Ein anderer Roboter ist Mitte November in der Internationalen Raumstation (ISS) eingesetzt worden. Der künstliche Astronaut, der auf den Namen Cimon hört, ist eine fünf Kilogramm schwere Kugel mit 32 Zentimeter Durchmesser. Entwicklung und Bau wurden vom Deutschen Zentrum für Luft- und Raumfahrt (DLR) in Auftrag gegeben und von Airbus in Friedrichshafen und Bremen umgesetzt. In Hergiswil, im Biotechnology Space Support Center(Biotesc) der Hochschule Luzern, befindet sich das Bodenkontrollzentrum von Cimon. Der Roboter soll den Astronauten tägliche Routinearbeit abnehmen, ihnen aber auch als Berater oder Gesprächspartner zur Verfügung stehen. Ebenfalls für die ISS ­entwickelte die Surseer Firma KNF Flodos weltraumtaugliche ­Flüssigkeitspumpen. Diese seien ­Bestandteil eines neuen Lebenserhaltungssystems für die Raumstation. Das komplette System ist für die Luftreinigung und Sauerstoffproduktion zuständig.

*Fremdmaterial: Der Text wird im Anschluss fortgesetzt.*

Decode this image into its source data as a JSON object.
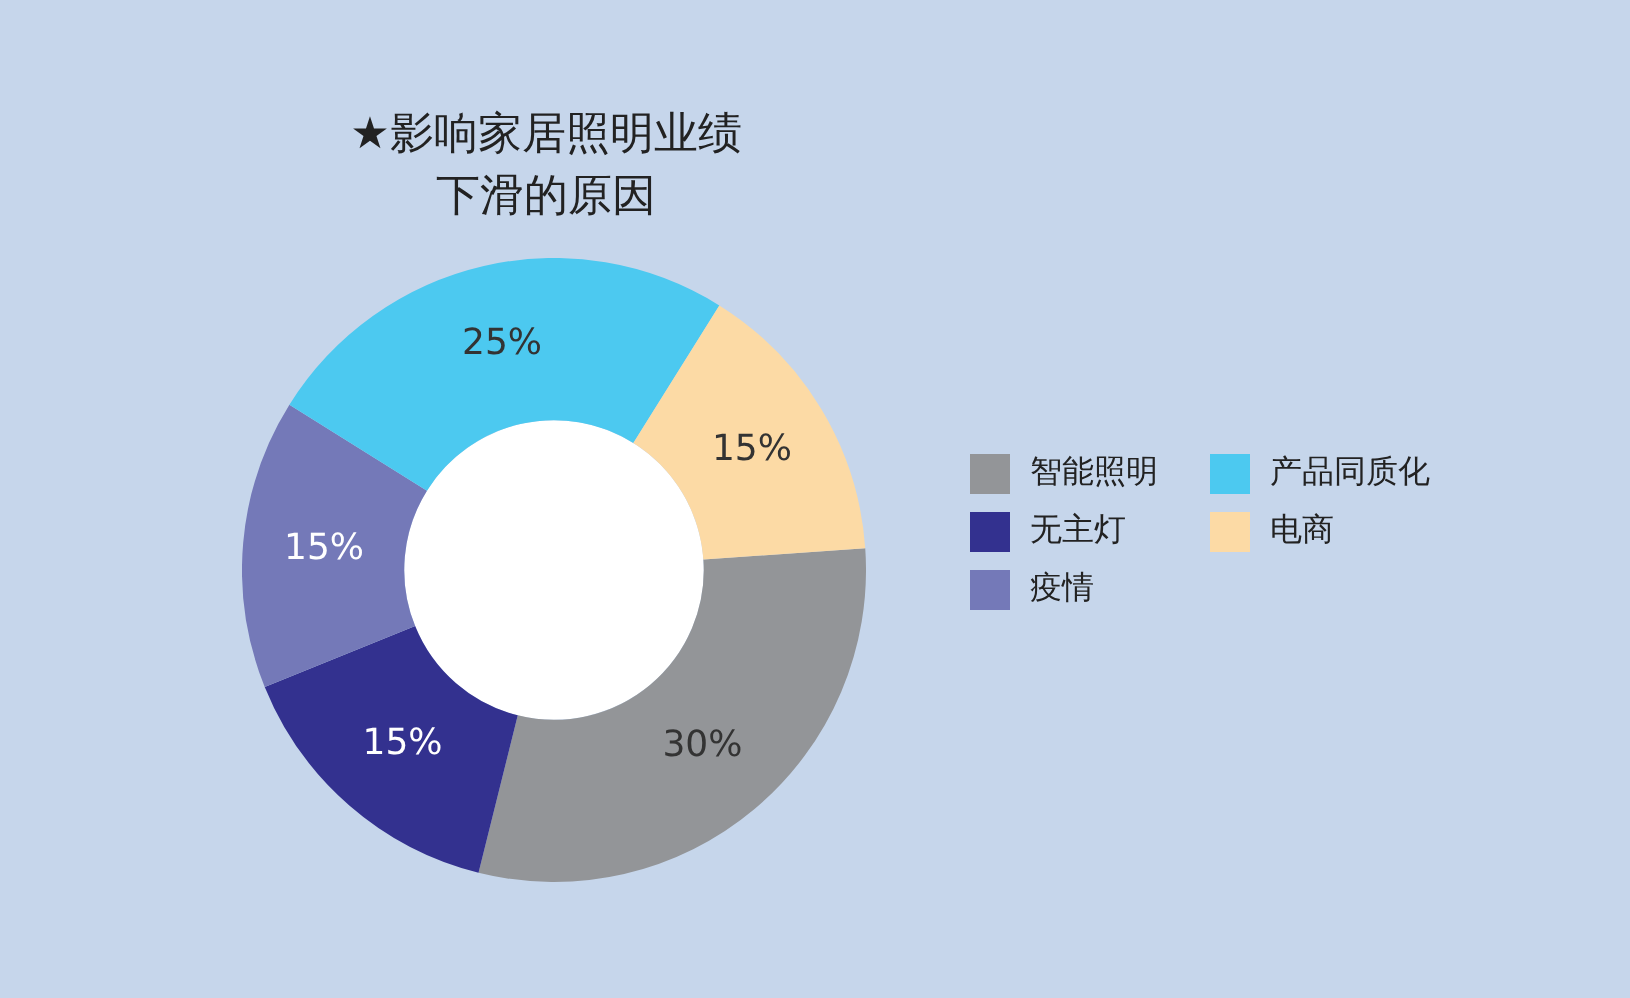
{
  "chart_data": {
    "type": "donut",
    "title": "★影响家居照明业绩下滑的原因",
    "categories": [
      "智能照明",
      "无主灯",
      "疫情",
      "产品同质化",
      "电商"
    ],
    "values": [
      30,
      15,
      15,
      25,
      15
    ],
    "value_labels": [
      "30%",
      "15%",
      "15%",
      "25%",
      "15%"
    ],
    "colors": [
      "#939598",
      "#33318f",
      "#7479b8",
      "#4cc9f0",
      "#fcdaa5"
    ],
    "legend": "right"
  }
}
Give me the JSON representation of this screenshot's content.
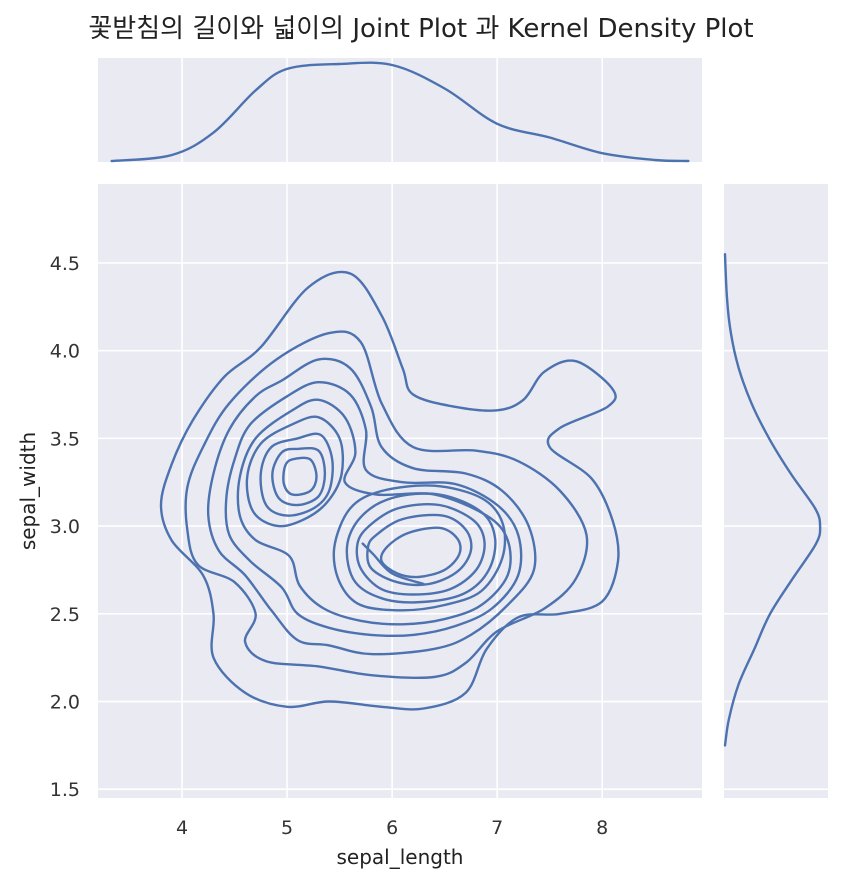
{
  "chart_data": {
    "type": "kde_joint",
    "title": "꽃받침의 길이와 넓이의 Joint Plot 과 Kernel Density Plot",
    "xlabel": "sepal_length",
    "ylabel": "sepal_width",
    "xlim": [
      3.2,
      8.95
    ],
    "ylim": [
      1.45,
      4.95
    ],
    "xticks": [
      4,
      5,
      6,
      7,
      8
    ],
    "yticks": [
      1.5,
      2.0,
      2.5,
      3.0,
      3.5,
      4.0,
      4.5
    ],
    "xtick_labels": [
      "4",
      "5",
      "6",
      "7",
      "8"
    ],
    "ytick_labels": [
      "1.5",
      "2.0",
      "2.5",
      "3.0",
      "3.5",
      "4.0",
      "4.5"
    ],
    "grid": true,
    "color": "#4c72b0",
    "panel_color": "#eaeaf2",
    "marginal_x": {
      "x": [
        3.33,
        3.9,
        4.3,
        4.7,
        5.0,
        5.5,
        6.0,
        6.5,
        7.0,
        7.5,
        8.0,
        8.5,
        8.82
      ],
      "density": [
        0.0,
        0.06,
        0.29,
        0.72,
        0.94,
        0.99,
        0.98,
        0.74,
        0.38,
        0.24,
        0.08,
        0.01,
        0.0
      ]
    },
    "marginal_y": {
      "y": [
        1.75,
        1.9,
        2.1,
        2.3,
        2.5,
        2.7,
        2.9,
        3.0,
        3.1,
        3.3,
        3.5,
        3.7,
        3.9,
        4.1,
        4.3,
        4.55
      ],
      "density": [
        0.0,
        0.04,
        0.14,
        0.3,
        0.46,
        0.69,
        0.93,
        0.97,
        0.92,
        0.67,
        0.45,
        0.27,
        0.14,
        0.06,
        0.02,
        0.0
      ]
    },
    "contours": [
      [
        [
          4.75,
          4.02
        ],
        [
          5.2,
          4.36
        ],
        [
          5.6,
          4.44
        ],
        [
          5.9,
          4.2
        ],
        [
          6.1,
          3.9
        ],
        [
          6.2,
          3.75
        ],
        [
          6.6,
          3.68
        ],
        [
          7.0,
          3.66
        ],
        [
          7.25,
          3.72
        ],
        [
          7.45,
          3.88
        ],
        [
          7.75,
          3.94
        ],
        [
          8.1,
          3.78
        ],
        [
          8.05,
          3.68
        ],
        [
          7.6,
          3.56
        ],
        [
          7.5,
          3.45
        ],
        [
          7.9,
          3.27
        ],
        [
          8.1,
          3.03
        ],
        [
          8.15,
          2.8
        ],
        [
          8.0,
          2.57
        ],
        [
          7.6,
          2.5
        ],
        [
          7.2,
          2.48
        ],
        [
          6.9,
          2.3
        ],
        [
          6.7,
          2.05
        ],
        [
          6.3,
          1.96
        ],
        [
          5.9,
          1.97
        ],
        [
          5.4,
          2.0
        ],
        [
          5.0,
          1.97
        ],
        [
          4.6,
          2.05
        ],
        [
          4.3,
          2.25
        ],
        [
          4.3,
          2.5
        ],
        [
          4.2,
          2.72
        ],
        [
          3.9,
          2.92
        ],
        [
          3.8,
          3.12
        ],
        [
          3.9,
          3.35
        ],
        [
          4.1,
          3.6
        ],
        [
          4.4,
          3.85
        ],
        [
          4.75,
          4.02
        ]
      ],
      [
        [
          4.9,
          3.95
        ],
        [
          5.4,
          4.1
        ],
        [
          5.7,
          4.05
        ],
        [
          5.9,
          3.7
        ],
        [
          6.2,
          3.45
        ],
        [
          6.8,
          3.43
        ],
        [
          7.2,
          3.37
        ],
        [
          7.6,
          3.2
        ],
        [
          7.85,
          2.95
        ],
        [
          7.75,
          2.7
        ],
        [
          7.45,
          2.53
        ],
        [
          7.0,
          2.4
        ],
        [
          6.7,
          2.22
        ],
        [
          6.4,
          2.14
        ],
        [
          5.8,
          2.15
        ],
        [
          5.3,
          2.2
        ],
        [
          4.8,
          2.23
        ],
        [
          4.6,
          2.34
        ],
        [
          4.7,
          2.5
        ],
        [
          4.5,
          2.68
        ],
        [
          4.15,
          2.78
        ],
        [
          4.05,
          2.98
        ],
        [
          4.05,
          3.22
        ],
        [
          4.2,
          3.45
        ],
        [
          4.45,
          3.7
        ],
        [
          4.9,
          3.95
        ]
      ],
      [
        [
          4.95,
          3.83
        ],
        [
          5.3,
          3.95
        ],
        [
          5.6,
          3.9
        ],
        [
          5.8,
          3.68
        ],
        [
          5.9,
          3.45
        ],
        [
          6.2,
          3.33
        ],
        [
          6.7,
          3.3
        ],
        [
          7.05,
          3.2
        ],
        [
          7.3,
          3.0
        ],
        [
          7.35,
          2.75
        ],
        [
          7.1,
          2.55
        ],
        [
          6.75,
          2.38
        ],
        [
          6.4,
          2.3
        ],
        [
          5.8,
          2.27
        ],
        [
          5.4,
          2.32
        ],
        [
          5.1,
          2.35
        ],
        [
          4.85,
          2.52
        ],
        [
          4.6,
          2.72
        ],
        [
          4.35,
          2.86
        ],
        [
          4.25,
          3.06
        ],
        [
          4.3,
          3.3
        ],
        [
          4.45,
          3.55
        ],
        [
          4.7,
          3.74
        ],
        [
          4.95,
          3.83
        ]
      ],
      [
        [
          5.0,
          3.74
        ],
        [
          5.3,
          3.82
        ],
        [
          5.6,
          3.75
        ],
        [
          5.75,
          3.55
        ],
        [
          5.75,
          3.32
        ],
        [
          6.1,
          3.25
        ],
        [
          6.6,
          3.24
        ],
        [
          7.0,
          3.12
        ],
        [
          7.2,
          2.95
        ],
        [
          7.2,
          2.72
        ],
        [
          6.95,
          2.53
        ],
        [
          6.6,
          2.43
        ],
        [
          6.2,
          2.38
        ],
        [
          5.8,
          2.38
        ],
        [
          5.4,
          2.42
        ],
        [
          5.1,
          2.5
        ],
        [
          4.95,
          2.65
        ],
        [
          4.65,
          2.8
        ],
        [
          4.45,
          2.95
        ],
        [
          4.42,
          3.15
        ],
        [
          4.5,
          3.38
        ],
        [
          4.65,
          3.58
        ],
        [
          5.0,
          3.74
        ]
      ],
      [
        [
          5.05,
          3.66
        ],
        [
          5.3,
          3.72
        ],
        [
          5.55,
          3.62
        ],
        [
          5.65,
          3.42
        ],
        [
          5.55,
          3.25
        ],
        [
          5.85,
          3.18
        ],
        [
          6.4,
          3.18
        ],
        [
          6.9,
          3.06
        ],
        [
          7.1,
          2.92
        ],
        [
          7.1,
          2.72
        ],
        [
          6.85,
          2.55
        ],
        [
          6.5,
          2.47
        ],
        [
          6.1,
          2.44
        ],
        [
          5.7,
          2.46
        ],
        [
          5.35,
          2.53
        ],
        [
          5.12,
          2.66
        ],
        [
          5.02,
          2.83
        ],
        [
          4.7,
          2.92
        ],
        [
          4.55,
          3.06
        ],
        [
          4.55,
          3.28
        ],
        [
          4.7,
          3.5
        ],
        [
          5.05,
          3.66
        ]
      ],
      [
        [
          5.05,
          3.58
        ],
        [
          5.3,
          3.62
        ],
        [
          5.5,
          3.5
        ],
        [
          5.52,
          3.3
        ],
        [
          5.4,
          3.15
        ],
        [
          5.2,
          3.05
        ],
        [
          4.92,
          3.0
        ],
        [
          4.68,
          3.08
        ],
        [
          4.62,
          3.28
        ],
        [
          4.75,
          3.47
        ],
        [
          5.05,
          3.58
        ]
      ],
      [
        [
          5.1,
          3.5
        ],
        [
          5.32,
          3.52
        ],
        [
          5.43,
          3.38
        ],
        [
          5.4,
          3.2
        ],
        [
          5.25,
          3.1
        ],
        [
          5.0,
          3.06
        ],
        [
          4.8,
          3.12
        ],
        [
          4.75,
          3.3
        ],
        [
          4.85,
          3.45
        ],
        [
          5.1,
          3.5
        ]
      ],
      [
        [
          5.1,
          3.44
        ],
        [
          5.3,
          3.43
        ],
        [
          5.36,
          3.3
        ],
        [
          5.3,
          3.17
        ],
        [
          5.1,
          3.12
        ],
        [
          4.92,
          3.16
        ],
        [
          4.86,
          3.3
        ],
        [
          4.95,
          3.42
        ],
        [
          5.1,
          3.44
        ]
      ],
      [
        [
          5.05,
          3.38
        ],
        [
          5.22,
          3.38
        ],
        [
          5.28,
          3.28
        ],
        [
          5.22,
          3.2
        ],
        [
          5.05,
          3.18
        ],
        [
          4.97,
          3.24
        ],
        [
          4.98,
          3.34
        ],
        [
          5.05,
          3.38
        ]
      ],
      [
        [
          5.6,
          3.1
        ],
        [
          5.9,
          3.2
        ],
        [
          6.4,
          3.23
        ],
        [
          6.85,
          3.16
        ],
        [
          7.05,
          3.02
        ],
        [
          7.05,
          2.82
        ],
        [
          6.85,
          2.63
        ],
        [
          6.5,
          2.55
        ],
        [
          6.1,
          2.52
        ],
        [
          5.7,
          2.55
        ],
        [
          5.5,
          2.68
        ],
        [
          5.45,
          2.88
        ],
        [
          5.6,
          3.1
        ]
      ],
      [
        [
          5.7,
          3.05
        ],
        [
          6.0,
          3.16
        ],
        [
          6.45,
          3.18
        ],
        [
          6.85,
          3.08
        ],
        [
          6.98,
          2.93
        ],
        [
          6.92,
          2.75
        ],
        [
          6.7,
          2.62
        ],
        [
          6.35,
          2.57
        ],
        [
          5.95,
          2.58
        ],
        [
          5.65,
          2.68
        ],
        [
          5.57,
          2.88
        ],
        [
          5.7,
          3.05
        ]
      ],
      [
        [
          5.78,
          3.0
        ],
        [
          6.05,
          3.1
        ],
        [
          6.45,
          3.12
        ],
        [
          6.78,
          3.03
        ],
        [
          6.88,
          2.9
        ],
        [
          6.8,
          2.75
        ],
        [
          6.55,
          2.64
        ],
        [
          6.2,
          2.61
        ],
        [
          5.9,
          2.64
        ],
        [
          5.7,
          2.76
        ],
        [
          5.67,
          2.9
        ],
        [
          5.78,
          3.0
        ]
      ],
      [
        [
          5.85,
          2.95
        ],
        [
          6.1,
          3.04
        ],
        [
          6.48,
          3.06
        ],
        [
          6.7,
          2.98
        ],
        [
          6.75,
          2.86
        ],
        [
          6.62,
          2.74
        ],
        [
          6.35,
          2.67
        ],
        [
          6.05,
          2.68
        ],
        [
          5.8,
          2.76
        ],
        [
          5.77,
          2.88
        ],
        [
          5.85,
          2.95
        ]
      ],
      [
        [
          5.95,
          2.88
        ],
        [
          6.15,
          2.96
        ],
        [
          6.45,
          2.99
        ],
        [
          6.62,
          2.93
        ],
        [
          6.64,
          2.84
        ],
        [
          6.5,
          2.75
        ],
        [
          6.25,
          2.71
        ],
        [
          6.05,
          2.73
        ],
        [
          5.9,
          2.8
        ],
        [
          5.95,
          2.88
        ]
      ],
      [
        [
          5.72,
          2.9
        ],
        [
          5.82,
          2.84
        ],
        [
          6.0,
          2.73
        ],
        [
          6.3,
          2.67
        ]
      ]
    ]
  }
}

Für die Europäische Weltraumorganisation (ESA) ist das Luzerner Technologieunternehmen Schurter seit mehr als zehn Jahren der einzige Lieferant von Sicherungen für Space-Anwendungen. Nach eigenen Angaben deckt Schurter derzeit alle aktuellen Anforderungen für Satelliten ab. «Die enge Vernetzung und jahrelange Zusammenarbeit mit der Raumfahrtindustrie führen zu einem hohen Fachwissen im Segment Luft- und Raumfahrt», schreibt Schurter.

Im neuen Space Composite Center in Emmen produziert der Industrie- und Rüstungskonzern Ruag die Nutzlastverkleidung für die europäische Trägerrakete Ariane 6. Diese 17 Meter langen Halbschalen, basierend auf Karbonfaser-Verbundwerkstoffen, werden mit Hitze produziert und in einem Industrieofen ausgebacken. Durch Investitionen in den moderneren Produktionsprozess konnten die Her­stellungskosten laut Ruag um 40 Prozent verringert werden. In Emmen werden jährlich sechs Einheiten ausgeliefert.

Spaceshuttles verkabeln

Mit Komax und Bossard setzen zwei weitere Zentralschweizer Grossfirmen auf den Zukunftsmarkt Weltall. Die auf Verbindungstechnik spezialisierte Bossard-Gruppemit Sitz in Zug etwa sucht den Anschluss in der Luft- und Raumfahrtindustrie. «Da sind wir auf der Suche nach Akquisitionen», erklärte CEO David Dean bereits vor eineinhalb Jahren. Man habe den Markt analysiert, und dieser sei spannend für Bossard. Seither seien zwar noch keine Akquisitionen im Bereich der Flugfahrt erfolgt, aber Bossard liefere bereits heute Teile in dieses Industriesegment. Dies mache jedoch weniger als ein Prozent des Gruppenumsatzes aus.

Auch der Hersteller von Kabelverarbeitungsmaschinen Komax mit Sitz in Dierikon, dessen Geräte bisher vor allem in der Autoindustrie zum Einsatz kommen, verfügt nach eigenen Angaben über Technologien für die Verkabelung von Spaceshuttles. So habe das Unternehmen bereits mehreren Kunden aus dem Raumfahrtsektor Lösungen wie Laserabisoliergeräte und intelligente Verlegebretter geliefert.